Tuple-at-a-time approaches
It may not always be possible nor efficient to evaluate a union of tree pattern queries on the XML instance. In such a case, one may evaluate multiple XML queries in sequence.
In other words, QR is evaluated first on IR, then for each tuple found, values bound to URI variables are pushed (as selections) into q, a copy of QX, and directly evaluated on IX. The result of each successive evaluations of q are combined to produce the overall result. This general approach may apply to different variants of RDF-to-XML join strategies. The following algorithm details one of them, namely RDF=>XML-URI.
Pruning algorithms
Whether or not the tree patterns of an XR query are evaluated as a single union or as a sequence of simpler queries, that execution may be expensive overall. Fortunately, it is possible to prune out some of the XML sub-queries, if we are given some insight about the underlying structure of the data.

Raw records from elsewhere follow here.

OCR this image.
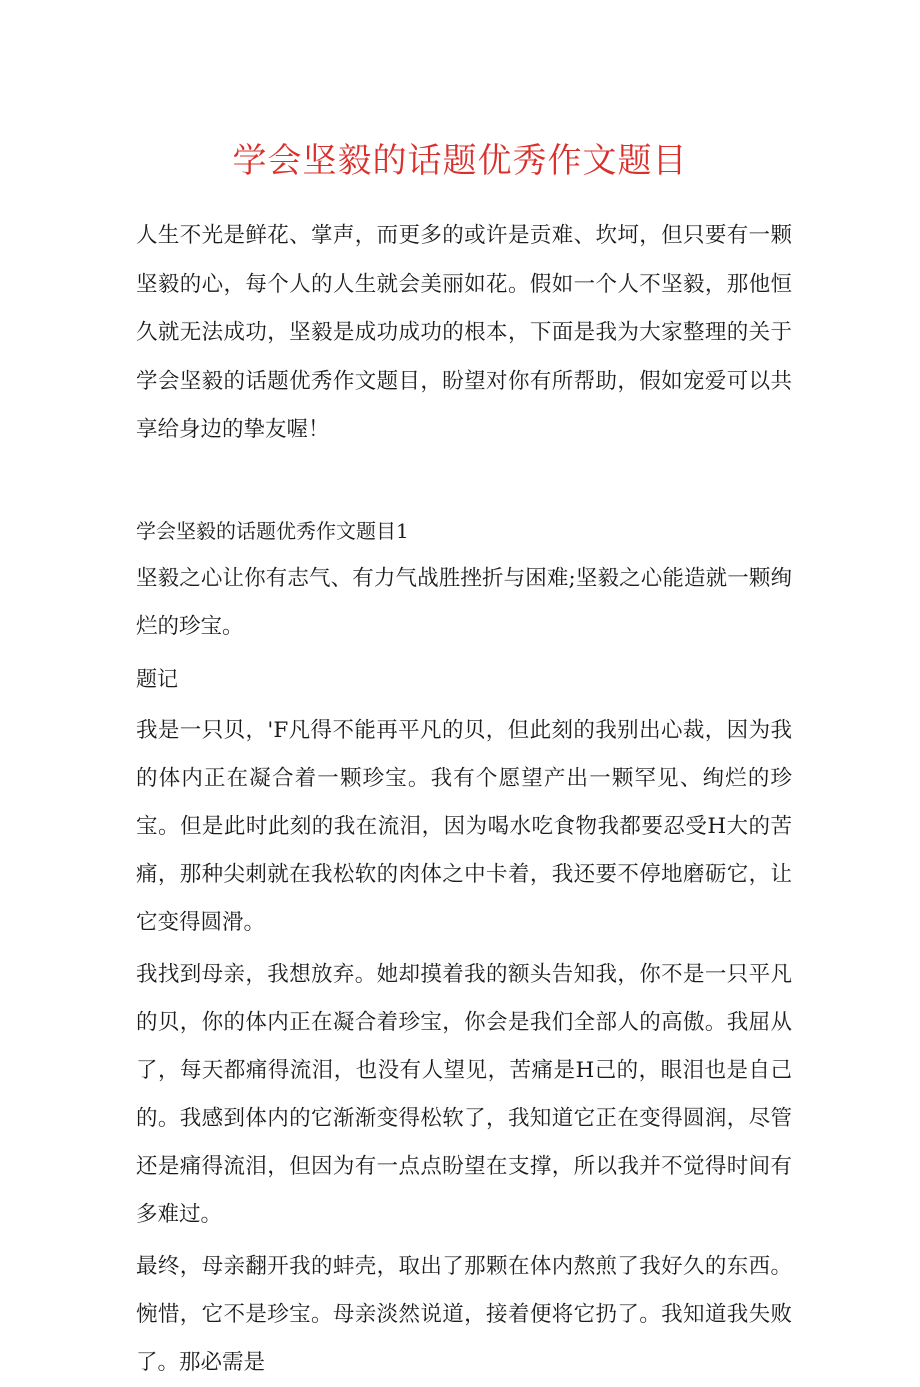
学会坚毅的话题优秀作文题目

人生不光是鲜花、掌声，而更多的或许是贡难、坎坷，但只要有一颗坚毅的心，每个人的人生就会美丽如花。假如一个人不坚毅，那他恒久就无法成功，坚毅是成功成功的根本，下面是我为大家整理的关于学会坚毅的话题优秀作文题目，盼望对你有所帮助，假如宠爱可以共享给身边的挚友喔！

学会坚毅的话题优秀作文题目1

坚毅之心让你有志气、有力气战胜挫折与困难;坚毅之心能造就一颗绚烂的珍宝。

题记

我是一只贝，'F凡得不能再平凡的贝，但此刻的我别出心裁，因为我的体内正在凝合着一颗珍宝。我有个愿望产出一颗罕见、绚烂的珍宝。但是此时此刻的我在流泪，因为喝水吃食物我都要忍受H大的苦痛，那种尖刺就在我松软的肉体之中卡着，我还要不停地磨砺它，让它变得圆滑。

我找到母亲，我想放弃。她却摸着我的额头告知我，你不是一只平凡的贝，你的体内正在凝合着珍宝，你会是我们全部人的高傲。我屈从了，每天都痛得流泪，也没有人望见，苦痛是H己的，眼泪也是自己的。我感到体内的它渐渐变得松软了，我知道它正在变得圆润，尽管还是痛得流泪，但因为有一点点盼望在支撑，所以我并不觉得时间有多难过。

最终，母亲翻开我的蚌壳，取出了那颗在体内熬煎了我好久的东西。惋惜，它不是珍宝。母亲淡然说道，接着便将它扔了。我知道我失败了。那必需是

We call dereferencing the ability to get an XML node from a URI. There may be many ways to implemented a dereferencing function, such as using an index, or a XML-URI encoding scheme. In the sequel, we assume that such a dereferencing mechanism is available.
Suppose QR has been evaluating, and for each binding, you consider pushing the URI-variable bound values to q, a copy of QX.
Let us consider a URI u bound to a variable v appearing in QX.
One first observation to make if that, if u is not an XML node URI, i.e. dereferencing fails, then pushing u to q will necessarily render it unsatisfiable. Therefore the whole binding tuple can be discarded.
Second, assuming the dereferencing provides the exact path of the node corresponding to u, you can check in linear time if this path is compatible with the tree pattern of q, in which v appears. If the path is not compatible with any of the considered tree patterns, then q is not satisfiable and q can be ignored.
Finally, given a second URI t bound to a variable w, and assuming both t and u can be dereferenced, you may want to compare the documents in which they appear. If these are different, but v and w appearing in a common tree pattern in q, then q will clearly not be satisfiable.
These pruning techniques can be applied to all variants of the RDF-to-XML algorithms, provided a dereferencing mechanism is available. The algorithm below details the pruning process for one of those algorithms: RDF=>XML-XPath.
Materialization-based approaches
The general idea behind this new set of approaches is to evaluate one side of the query, and push its results to the other’s side data instance rather than the other side’s query.
Bind RDF, then push to XML data
QR is evaluated over IR, then its result is a materialized in a temporary XML instance I’X. Finally, QX is rewritten into a new query Q’X, such that Q’X(IX ∪ I’X)=Q(I).
Bind XML, then push to RDF data
QX is evaluated over IX, then its result is a materialized in a temporary RDF instance I’R. Finally, QR is rewritten into a new query Q’R, such that Q’R(IR ∪ I’R)=Q(I).